S’il y a une activité qui va prendre de l’ampleur au Maroc, c’est bien celle du recyclage industriel des huiles usagées de toutes origines, par le biais de procédés technologiques adaptés. Certes, il existe des unités de petites tailles ici et là, mais avec la décision des pouvoirs publics de réglementer cette activité (un projet de loi a été adopté en juillet dernier en conseil de gouvernement), l’activité ne manquera pas d’attirer de plus gros investisseurs. Justement, un opérateur du Moyen-Orient a décidé de miser 2 millions de dollars (16 MDH) dans une grande unité à Jorf Lasfar (le choix du site n’est pas fortuit).
La société dont le dossier d’investissement est à l’étude au Centre régional d’investissement d’El Jadida vise les grandes entreprises nationales consommatrices d’huiles et d’autres lubrifiants, notamment dans le domaine du transport, mais aussi les stations-service à travers le Royaume. Ce qui devrait permettre de fournir à l’usine de traitement un volume d’huiles usagées suffisant pour que l’unité puisse tourner à plein régime, c’est-à-dire avec une capacité de production de 30 000 tonnes d’huiles par an prévue dans un premier temps. Les promoteurs du projet, qui se prévalent d’un savoir-faire dans cette activité, ont déjà noué des partenariats dans différentes régions, et affirment même vouloir exporter une grande partie, sinon la totalité, de la production vers les pays d’Afrique et du Moyen-Orient .
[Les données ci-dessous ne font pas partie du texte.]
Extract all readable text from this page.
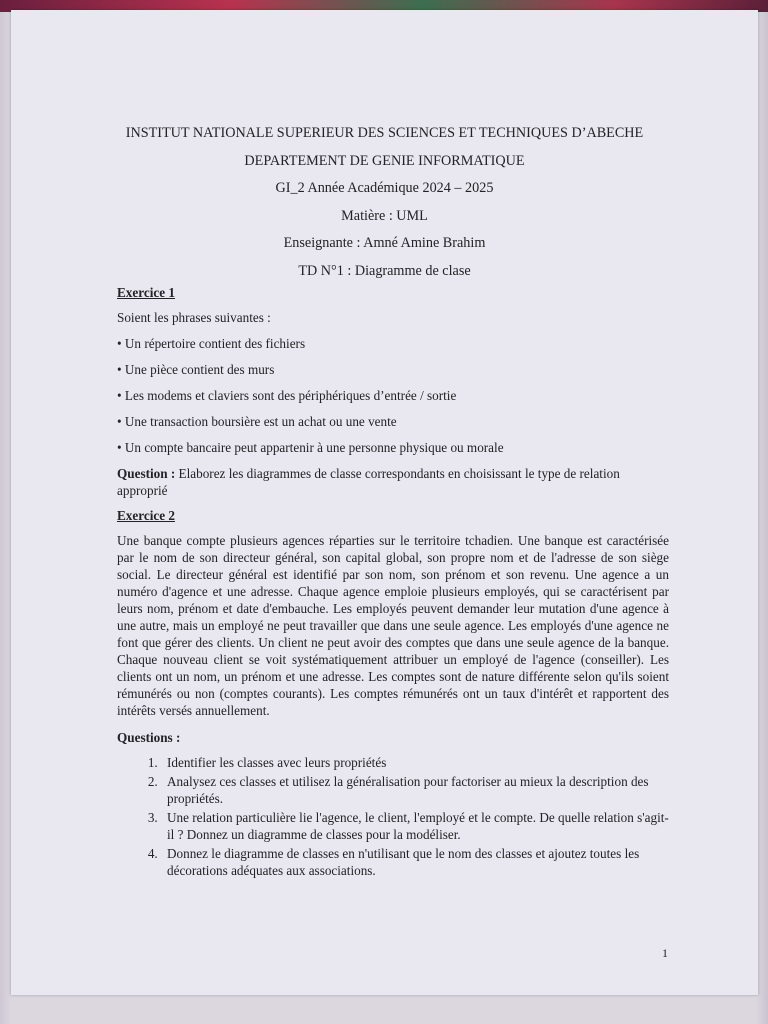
INSTITUT NATIONALE SUPERIEUR DES SCIENCES ET TECHNIQUES D’ABECHE
DEPARTEMENT DE GENIE INFORMATIQUE
GI_2 Année Académique 2024 – 2025
Matière : UML
Enseignante : Amné Amine Brahim
TD N°1 : Diagramme de clase
Exercice 1
Soient les phrases suivantes :
• Un répertoire contient des fichiers
• Une pièce contient des murs
• Les modems et claviers sont des périphériques d’entrée / sortie
• Une transaction boursière est un achat ou une vente
• Un compte bancaire peut appartenir à une personne physique ou morale
Question : Elaborez les diagrammes de classe correspondants en choisissant le type de relation approprié
Exercice 2
Une banque compte plusieurs agences réparties sur le territoire tchadien. Une banque est caractérisée par le nom de son directeur général, son capital global, son propre nom et de l'adresse de son siège social. Le directeur général est identifié par son nom, son prénom et son revenu. Une agence a un numéro d'agence et une adresse. Chaque agence emploie plusieurs employés, qui se caractérisent par leurs nom, prénom et date d'embauche. Les employés peuvent demander leur mutation d'une agence à une autre, mais un employé ne peut travailler que dans une seule agence. Les employés d'une agence ne font que gérer des clients. Un client ne peut avoir des comptes que dans une seule agence de la banque. Chaque nouveau client se voit systématiquement attribuer un employé de l'agence (conseiller). Les clients ont un nom, un prénom et une adresse. Les comptes sont de nature différente selon qu'ils soient rémunérés ou non (comptes courants). Les comptes rémunérés ont un taux d'intérêt et rapportent des intérêts versés annuellement.
Questions :
1. Identifier les classes avec leurs propriétés
2. Analysez ces classes et utilisez la généralisation pour factoriser au mieux la description des propriétés.
3. Une relation particulière lie l'agence, le client, l'employé et le compte. De quelle relation s'agit-il ? Donnez un diagramme de classes pour la modéliser.
4. Donnez le diagramme de classes en n'utilisant que le nom des classes et ajoutez toutes les décorations adéquates aux associations.
1
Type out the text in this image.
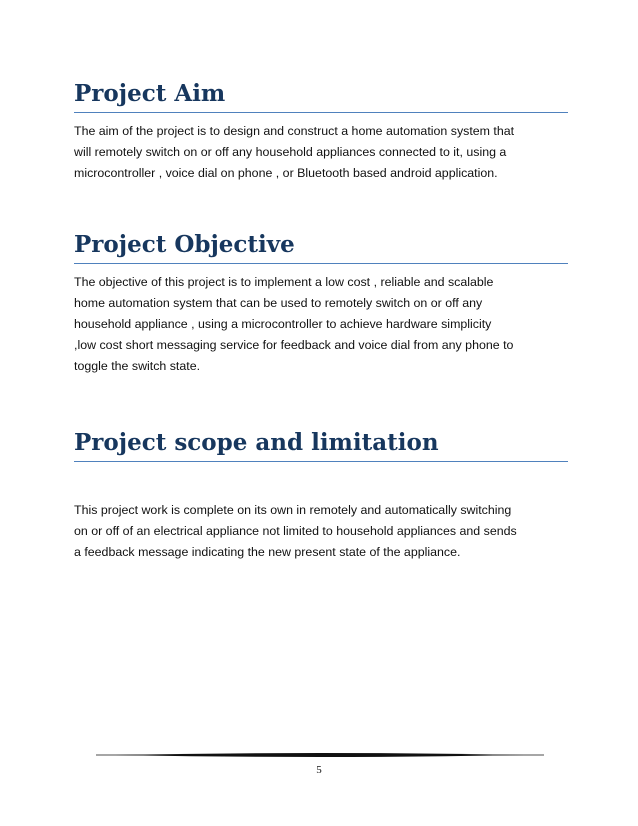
Project Aim

The aim of the project is to design and construct a home automation system that
will remotely switch on or off any household appliances connected to it, using a
microcontroller , voice dial on phone , or Bluetooth based android application.

Project Objective

The objective of this project is to implement a low cost , reliable and scalable
home automation system that can be used to remotely switch on or off any
household appliance , using a microcontroller to achieve hardware simplicity
,low cost short messaging service for feedback and voice dial from any phone to
toggle the switch state.

Project scope and limitation

This project work is complete on its own in remotely and automatically switching
on or off of an electrical appliance not limited to household appliances and sends
a feedback message indicating the new present state of the appliance.

5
Seulement 10% de l’huile usagée sont aujourd’hui recyclés

Le potentiel d’intrants est volumineux. Sur 90 000 à 100 000 tonnes d’huiles usagées produites chaque année dans le pays, seulement 10% sont recyclés. Le reste, au moins 80 000 tonnes, est, soit rejeté dans la nature, soit il emprunte des chemins inconnus dans des conditions de stockage et d’utilisation artisanale aux conséquences souvent catastrophiques sur l’environnement. Parmi les deux grandes catégories d’huiles usagées répertoriées, les huiles dites noires, qui comprennent les huiles moteur et certaines huiles industrielles comme celles de trempe, de laminage, de tréfilage et celles destinées à l’usinage des métaux, sont les plus nuisibles. La seconde catégorie est constituée des huiles claires qui proviennent des transformateurs, des circuits hydrauliques et des turbines. Mais toutes produisent des dégâts sur l’écosystème.